Main points on the equilibrium diagram.

When the two elements are mixed together, the alloy between Bi and In presents three eutectic points, being:

Eutectic points
| wt% of In | wt% of Bi | T (K) | T (°C) | T (°F) | Phases formed upon cooling |
|---|---|---|---|---|---|
| 32.6 | 67.4 | 382.7 | 109.7 | 229.46 | Bi(α) and BiIn |
| 49 | 51 | 361.7 | 88.7 | 191.66 | Bi_{3}In_{5} and BiIn_{2} |
| 66.7 | 33.3 | 345.7 | 72.7 | 162.86 | BiIn_{2} and ε |

When cooled from the melt, Bi-In alloys form lamellar structures. There is one eutectoid point on the diagram, at 83 wt% of In. The eutectoid temperature is 322 K (49 °C; 120.20 °F). In the cooling process the phase ε will form BiIn_{2} and In. In the peritectic point, with the composition of 86 wt% of In, the liquid and the already formed In_{(s)} will result in the phase ε. There are three intermetallic phases formed in the equilibrium:
- BiIn (from 00005 to 35.4 wt% of In), with a tetragonal structure and 2 atoms per unit cell.
- Bi_{3}In_{5} (from 47.5 to 97.97 wt% of In), with a tetragonal structure and 4 atoms per unit cell.
- BiIn_{2} (from 52.5 to 53.5 wt% of In), having a hexagonal structure with 2 atoms per unit cell.
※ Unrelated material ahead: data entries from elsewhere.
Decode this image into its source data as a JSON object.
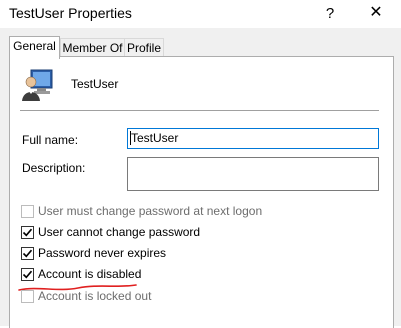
{
  "window": {
    "title": "TestUser Properties",
    "help_glyph": "?",
    "close_glyph": "✕"
  },
  "tabs": [
    {
      "label": "General",
      "active": true
    },
    {
      "label": "Member Of",
      "active": false
    },
    {
      "label": "Profile",
      "active": false
    }
  ],
  "general": {
    "user_name": "TestUser",
    "user_icon": "user-computer-icon",
    "full_name": {
      "label": "Full name:",
      "value": "TestUser"
    },
    "description": {
      "label": "Description:",
      "value": ""
    },
    "checkboxes": [
      {
        "label": "User must change password at next logon",
        "checked": false,
        "enabled": false
      },
      {
        "label": "User cannot change password",
        "checked": true,
        "enabled": true
      },
      {
        "label": "Password never expires",
        "checked": true,
        "enabled": true
      },
      {
        "label": "Account is disabled",
        "checked": true,
        "enabled": true
      },
      {
        "label": "Account is locked out",
        "checked": false,
        "enabled": false
      }
    ]
  },
  "colors": {
    "focus_border": "#0078d7",
    "annotation_underline": "#e02020"
  }
}
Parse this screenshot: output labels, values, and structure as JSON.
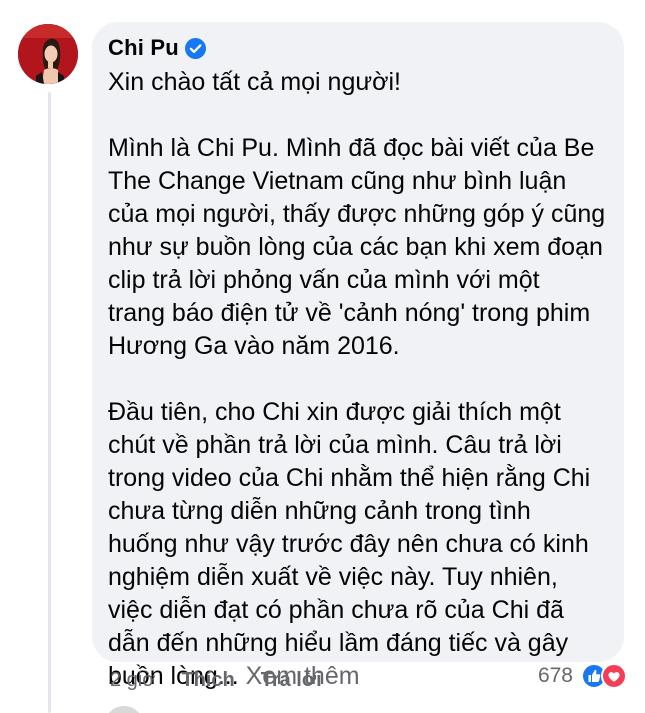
{
  "comment": {
    "author": "Chi Pu",
    "verified_icon": "verified-badge-icon",
    "paragraphs": [
      [
        "Xin chào tất cả mọi người!"
      ],
      [
        "Mình là Chi Pu. Mình đã đọc bài viết của Be",
        "The Change Vietnam cũng như bình luận",
        "của mọi người, thấy được những góp ý cũng",
        "như sự buồn lòng của các bạn khi xem đoạn",
        "clip trả lời phỏng vấn của mình với một",
        "trang báo điện tử về 'cảnh nóng' trong phim",
        "Hương Ga vào năm 2016."
      ],
      [
        "Đầu tiên, cho Chi xin được giải thích một",
        "chút về phần trả lời của mình. Câu trả lời",
        "trong video của Chi nhằm thể hiện rằng Chi",
        "chưa từng diễn những cảnh trong tình",
        "huống như vậy trước đây nên chưa có kinh",
        "nghiệm diễn xuất về việc này. Tuy nhiên,",
        "việc diễn đạt có phần chưa rõ của Chi đã",
        "dẫn đến những hiểu lầm đáng tiếc và gây",
        "buồn lòng..."
      ]
    ],
    "see_more": "Xem thêm"
  },
  "actions": {
    "time": "2 giờ",
    "like": "Thích",
    "reply": "Trả lời"
  },
  "reactions": {
    "count": "678",
    "icons": [
      "like-reaction-icon",
      "love-reaction-icon"
    ]
  },
  "colors": {
    "bubble": "#f0f2f5",
    "text": "#050505",
    "secondary": "#65676b",
    "verified": "#1877f2",
    "like": "#1877f2",
    "love": "#f33e58"
  }
}
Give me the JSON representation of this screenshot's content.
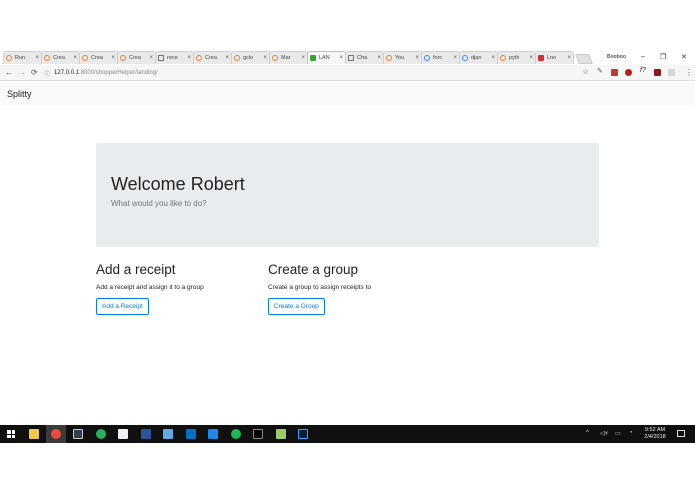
{
  "browser": {
    "tabs": [
      {
        "label": "Run",
        "favicon": "chrome-spinner-icon"
      },
      {
        "label": "Crea",
        "favicon": "chrome-spinner-icon"
      },
      {
        "label": "Crea",
        "favicon": "chrome-spinner-icon"
      },
      {
        "label": "Crea",
        "favicon": "chrome-spinner-icon"
      },
      {
        "label": "rece",
        "favicon": "document-icon"
      },
      {
        "label": "Crea",
        "favicon": "chrome-spinner-icon"
      },
      {
        "label": "gclo",
        "favicon": "chrome-spinner-icon"
      },
      {
        "label": "Mar",
        "favicon": "chrome-spinner-icon"
      },
      {
        "label": "LAN",
        "favicon": "leaf-icon",
        "active": true
      },
      {
        "label": "Cha",
        "favicon": "document-icon"
      },
      {
        "label": "You",
        "favicon": "chrome-spinner-icon"
      },
      {
        "label": "forc",
        "favicon": "google-icon"
      },
      {
        "label": "djan",
        "favicon": "google-icon"
      },
      {
        "label": "pyth",
        "favicon": "star-icon"
      },
      {
        "label": "Lno",
        "favicon": "red-square-icon"
      }
    ],
    "profile_name": "Booboo",
    "window_controls": {
      "minimize": "–",
      "restore": "❐",
      "close": "✕"
    },
    "url_host": "127.0.0.1",
    "url_rest": ":8000/shopperHelper/landing/",
    "nav": {
      "back": "←",
      "forward": "→",
      "reload": "⟳"
    },
    "star": "☆"
  },
  "page": {
    "brand": "Splitty",
    "jumbotron": {
      "title": "Welcome Robert",
      "subtitle": "What would you like to do?"
    },
    "receipt": {
      "heading": "Add a receipt",
      "description": "Add a receipt and assign it to a group",
      "button": "Add a Receipt"
    },
    "group": {
      "heading": "Create a group",
      "description": "Create a group to assign receipts to",
      "button": "Create a Group"
    }
  },
  "taskbar": {
    "time": "9:52 AM",
    "date": "2/4/2018",
    "tray_chevron": "^",
    "accent": "#101010"
  },
  "colors": {
    "primary": "#007bff",
    "jumbotron_bg": "#e9ecef",
    "navbar_bg": "#f8f9fa",
    "muted": "#6c757d"
  }
}
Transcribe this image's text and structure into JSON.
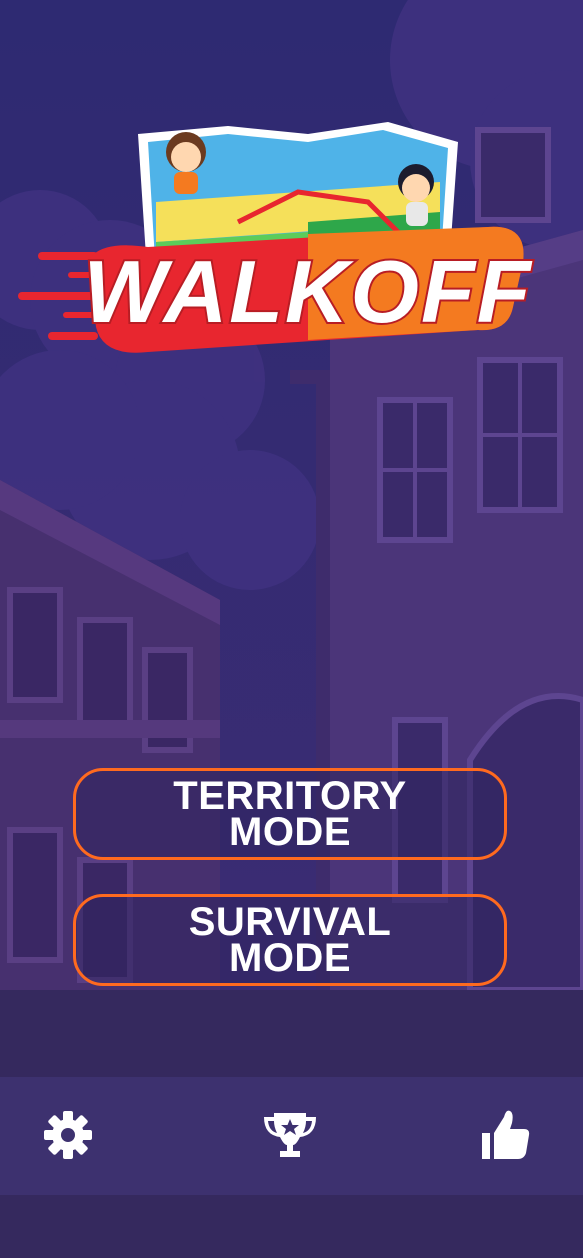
{
  "logo": {
    "text": "WALKOFF"
  },
  "modes": {
    "territory": {
      "line1": "TERRITORY",
      "line2": "MODE"
    },
    "survival": {
      "line1": "SURVIVAL",
      "line2": "MODE"
    }
  },
  "bottom_nav": {
    "items": [
      {
        "icon": "gear-icon"
      },
      {
        "icon": "trophy-icon"
      },
      {
        "icon": "thumbs-up-icon"
      }
    ]
  },
  "colors": {
    "background": "#35295e",
    "bottom_bar": "#3d316f",
    "button_border": "#ff6a1f",
    "logo_red": "#e8262f",
    "logo_orange": "#f47a20"
  }
}
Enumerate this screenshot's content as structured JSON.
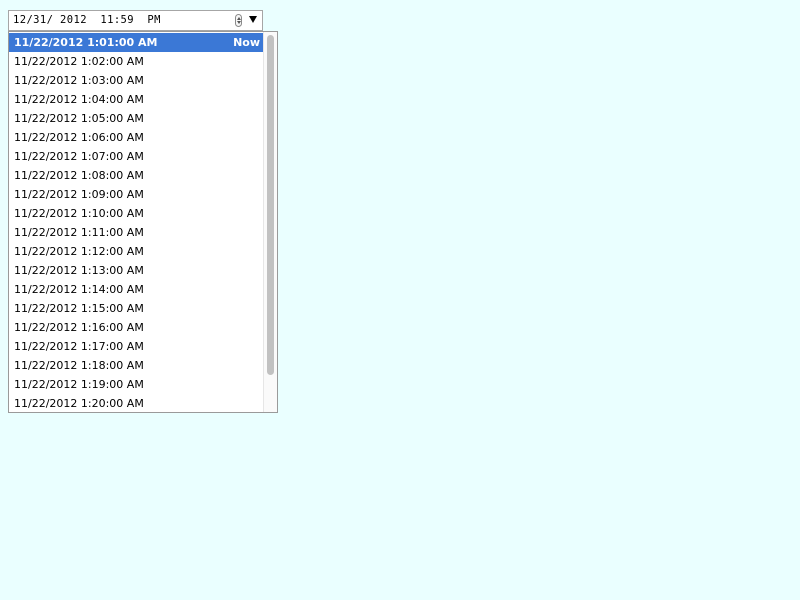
{
  "datetime_input": {
    "value": "12/31/ 2012  11:59  PM"
  },
  "icons": {
    "spinner": "up-down-spin-icon",
    "dropdown": "dropdown-arrow-icon"
  },
  "popup": {
    "now_label": "Now",
    "selected_index": 0,
    "items": [
      "11/22/2012 1:01:00 AM",
      "11/22/2012 1:02:00 AM",
      "11/22/2012 1:03:00 AM",
      "11/22/2012 1:04:00 AM",
      "11/22/2012 1:05:00 AM",
      "11/22/2012 1:06:00 AM",
      "11/22/2012 1:07:00 AM",
      "11/22/2012 1:08:00 AM",
      "11/22/2012 1:09:00 AM",
      "11/22/2012 1:10:00 AM",
      "11/22/2012 1:11:00 AM",
      "11/22/2012 1:12:00 AM",
      "11/22/2012 1:13:00 AM",
      "11/22/2012 1:14:00 AM",
      "11/22/2012 1:15:00 AM",
      "11/22/2012 1:16:00 AM",
      "11/22/2012 1:17:00 AM",
      "11/22/2012 1:18:00 AM",
      "11/22/2012 1:19:00 AM",
      "11/22/2012 1:20:00 AM"
    ]
  },
  "colors": {
    "page_background": "#eaffff",
    "selection": "#3b78d6"
  }
}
There is regions on the diagram with were determinate thermodynamically due the process of formation take too much time or difficulties on the visualization of the phase.

The lowest fusion value is observed at 345.7 K (72.7 °C; 162.86 °F) and 66.7 wt% of In. In a cooling process the phases that will be formed is the BiIn_{2} and ε. There is also a metastable phase BiIn_{3}, occurring at 62 wt% of In.

==General considerations==

Fusible alloys present a precipitation hardening (aging), so the mechanic properties will be dependent of the melting conditions, solidification rate, time since the melting, and the conditions in which the alloy will be used. Hence the advantages of the Bi-In alloy, when compared to the traditional ones based on Sn or Pb, is a larger thermal fatigue resistance, and a lower melting point. Disadvantages of Bi-In alloys are relatively low ductility and higher percentage of produced slag.